Erwähnenswert ist in diesem Zusammenhang auch Art Spiegelman (geboren 1948), dessen Comic-Klassiker "Maus" in zwei Bänden die Leidensgeschichte seines polnischen Vaters Wladek unter den Nationalsozialisten bis hin zur Internierung im Konzentrationslager Au-schwitz erzählt. Der Clou: Spiegelman zeichnet Juden als Mäuse, Deutsche als Katzen und Polen als Schweine. Von der Kritik hochgelobt, erhielt dieser Comic sogar einen Pulitzer-Preis.

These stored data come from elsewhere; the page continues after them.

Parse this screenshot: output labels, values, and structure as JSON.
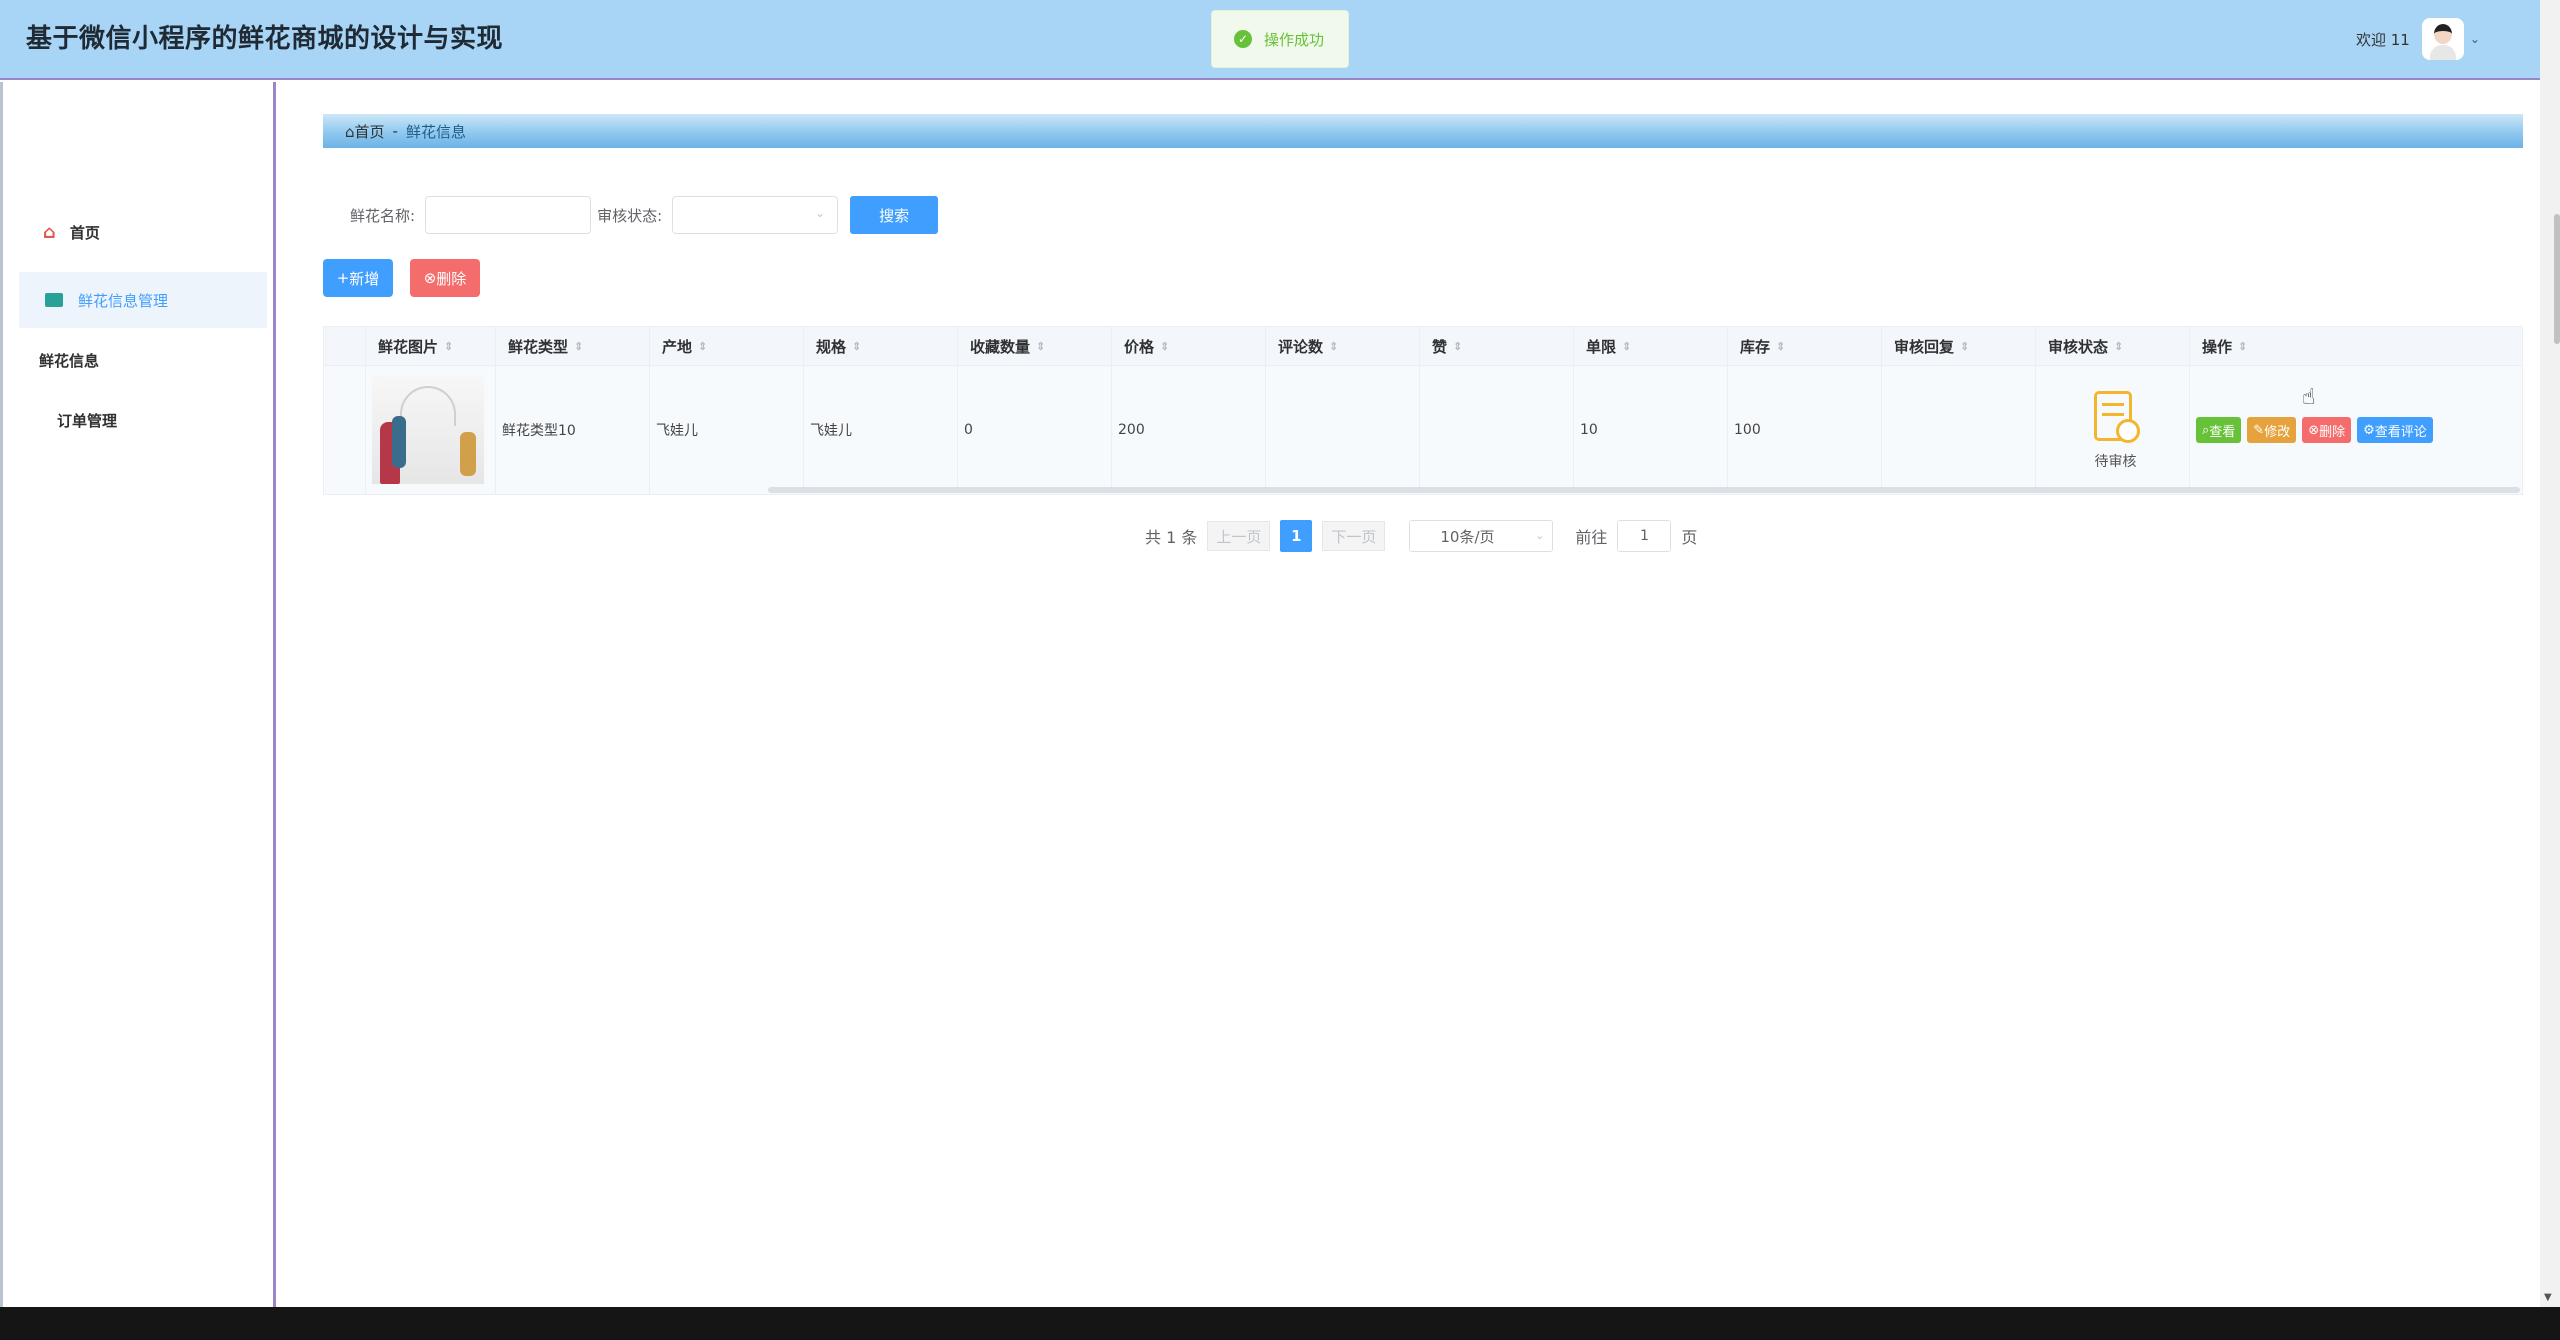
{
  "app": {
    "title": "基于微信小程序的鲜花商城的设计与实现"
  },
  "toast": {
    "text": "操作成功",
    "icon": "check-circle-icon"
  },
  "user": {
    "welcome": "欢迎 11"
  },
  "sidebar": {
    "items": [
      {
        "label": "首页",
        "icon": "home-icon"
      },
      {
        "label": "鲜花信息管理",
        "icon": "table-icon",
        "active": true
      },
      {
        "label": "鲜花信息"
      },
      {
        "label": "订单管理"
      }
    ]
  },
  "breadcrumb": {
    "home": "首页",
    "separator": "-",
    "current": "鲜花信息"
  },
  "search": {
    "name_label": "鲜花名称:",
    "status_label": "审核状态:",
    "button": "搜索"
  },
  "actions": {
    "add": "新增",
    "delete": "删除"
  },
  "table": {
    "headers": [
      "鲜花图片",
      "鲜花类型",
      "产地",
      "规格",
      "收藏数量",
      "价格",
      "评论数",
      "赞",
      "单限",
      "库存",
      "审核回复",
      "审核状态",
      "操作"
    ],
    "rows": [
      {
        "type": "鲜花类型10",
        "origin": "飞娃儿",
        "spec": "飞娃儿",
        "favorites": "0",
        "price": "200",
        "comments": "",
        "likes": "",
        "limit": "10",
        "stock": "100",
        "reply": "",
        "status": "待审核",
        "ops": {
          "view": "查看",
          "edit": "修改",
          "delete": "删除",
          "comments": "查看评论"
        }
      }
    ]
  },
  "pagination": {
    "total": "共 1 条",
    "prev": "上一页",
    "current": "1",
    "next": "下一页",
    "page_size": "10条/页",
    "goto_label": "前往",
    "goto_value": "1",
    "page_unit": "页"
  },
  "colors": {
    "primary": "#409eff",
    "header_bg": "#a8d5f5",
    "success": "#67c23a",
    "warning": "#e6a23c",
    "danger": "#f56c6c",
    "sidebar_border": "#9a86c7"
  }
}
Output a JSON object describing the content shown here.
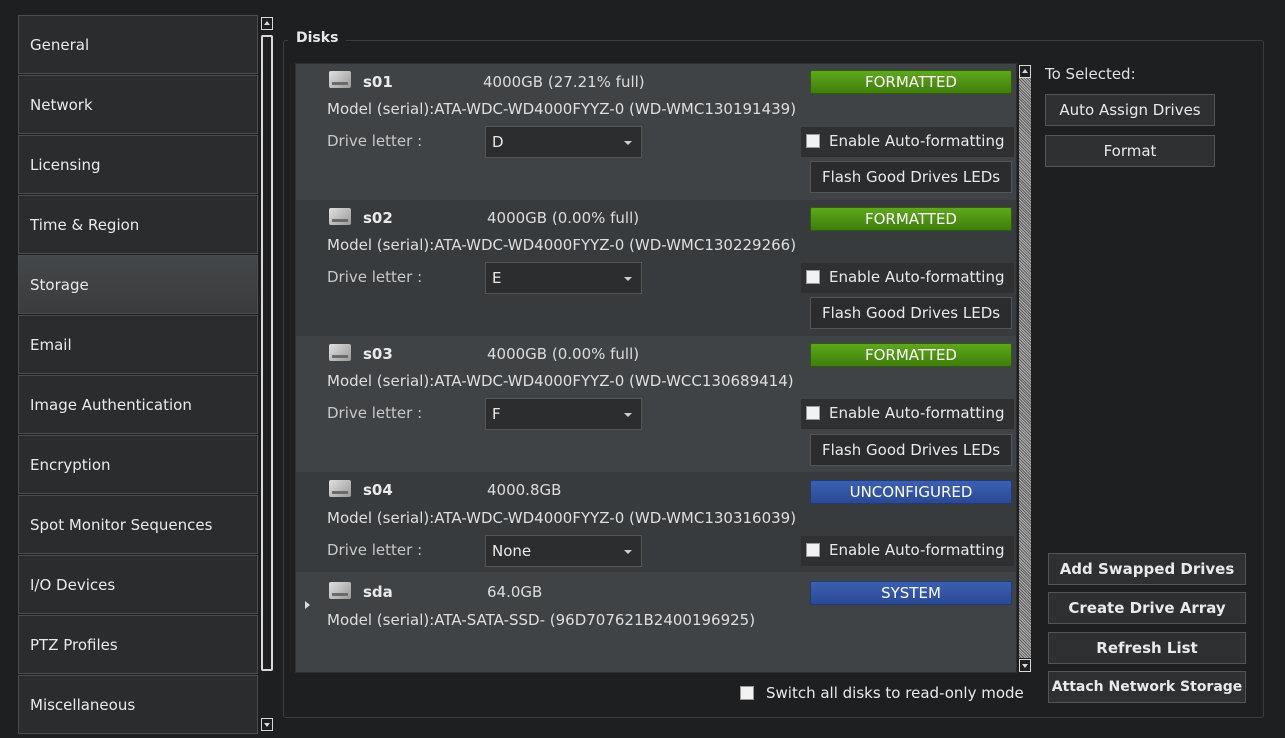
{
  "sidebar": {
    "items": [
      {
        "label": "General"
      },
      {
        "label": "Network"
      },
      {
        "label": "Licensing"
      },
      {
        "label": "Time & Region"
      },
      {
        "label": "Storage",
        "selected": true
      },
      {
        "label": "Email"
      },
      {
        "label": "Image Authentication"
      },
      {
        "label": "Encryption"
      },
      {
        "label": "Spot Monitor Sequences"
      },
      {
        "label": "I/O Devices"
      },
      {
        "label": "PTZ Profiles"
      },
      {
        "label": "Miscellaneous"
      }
    ]
  },
  "disks": {
    "title": "Disks",
    "drive_letter_label": "Drive letter :",
    "auto_format_label": "Enable Auto-formatting",
    "flash_label": "Flash Good Drives LEDs",
    "items": [
      {
        "name": "s01",
        "size": "4000GB (27.21% full)",
        "status": "FORMATTED",
        "model": "Model (serial):ATA-WDC-WD4000FYYZ-0 (WD-WMC130191439)",
        "drive_letter": "D"
      },
      {
        "name": "s02",
        "size": "4000GB (0.00% full)",
        "status": "FORMATTED",
        "model": "Model (serial):ATA-WDC-WD4000FYYZ-0 (WD-WMC130229266)",
        "drive_letter": "E"
      },
      {
        "name": "s03",
        "size": "4000GB (0.00% full)",
        "status": "FORMATTED",
        "model": "Model (serial):ATA-WDC-WD4000FYYZ-0 (WD-WCC130689414)",
        "drive_letter": "F"
      },
      {
        "name": "s04",
        "size": "4000.8GB",
        "status": "UNCONFIGURED",
        "model": "Model (serial):ATA-WDC-WD4000FYYZ-0 (WD-WMC130316039)",
        "drive_letter": "None"
      },
      {
        "name": "sda",
        "size": "64.0GB",
        "status": "SYSTEM",
        "model": "Model (serial):ATA-SATA-SSD- (96D707621B2400196925)"
      }
    ],
    "read_only_label": "Switch all disks to read-only mode"
  },
  "actions": {
    "to_selected": "To Selected:",
    "auto_assign": "Auto Assign Drives",
    "format": "Format",
    "add_swapped": "Add Swapped Drives",
    "create_array": "Create Drive Array",
    "refresh": "Refresh List",
    "attach_network": "Attach Network Storage"
  },
  "colors": {
    "formatted": "#4f9616",
    "unconfigured": "#3456a8",
    "system": "#3456a8"
  }
}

Heute werden Comics bzw. Graphic Novels für jedes denkbare Genre eingesetzt: Es gibt sie als Krimis (Ian Rankin: "Verborgene Muster"), als Bio-grafie (Sascha Dreier: "Der Papierene. Band 1903-1933", über den österreichischen jüdischen Fußballer Matthias Sindelar), als Autobiografie (Marjane Strapie: "Persepolis"), als Fantasy-Geschichte (Neil Gainman: "Niemalsland"), als Reiseberichte (Guy Delisle: "Pjöngjang oder Aufzeichnungen aus Burma") und sogar als journalistische Reportagen (Joe Sacco: "Reportagen"). Selbst als Filmvorlagen werden Comics gerne genützt (Posy Simmonds: "Tamara Drewe", verfilmt als "Immer Ärger mit Tamara" von Stephen Fry, Frank Miller: "Sin City" verfilmt von Quentin Tarantino und Frank Miller).

Gekommen, um zu bleiben

Comics als Kunstform haben längst einen festen Platz im Literaturbetrieb. Mit vielen hundert Neuerscheinungen pro Jahr allein im deutschsprachigen Markt bietet der Markt für jeden etwas.
Wer mehr über Comics wissen will, vielleicht sogar selbst welche zeichnen möchte, der sei auf die beiden exzellenten (englischsprachigen) Werke Will Eisners verwiesen: "Comics and Sequential Art und Graphic Storytelling and Visual Narrative". Sehr empfehlenswert und zudem auch auf Deutsch erhältlich sind ferner die beiden Bände "Comics richtig lesen" und "Comics machen: Alles über Comics, Manga und Graphic Novels" des Comiczeichners Scott McCloud. Darin baut er auf Will Eisner auf und geht über diesen hinaus, indem er sein Comic-Lehrwerk in einer dem Thema entsprechenden Form verfasst: Als Comic, was sonst?

Print-Artikel erschienen am 27. September 2013 in: "Wiener Zeitung", Beilage "Wiener Journal".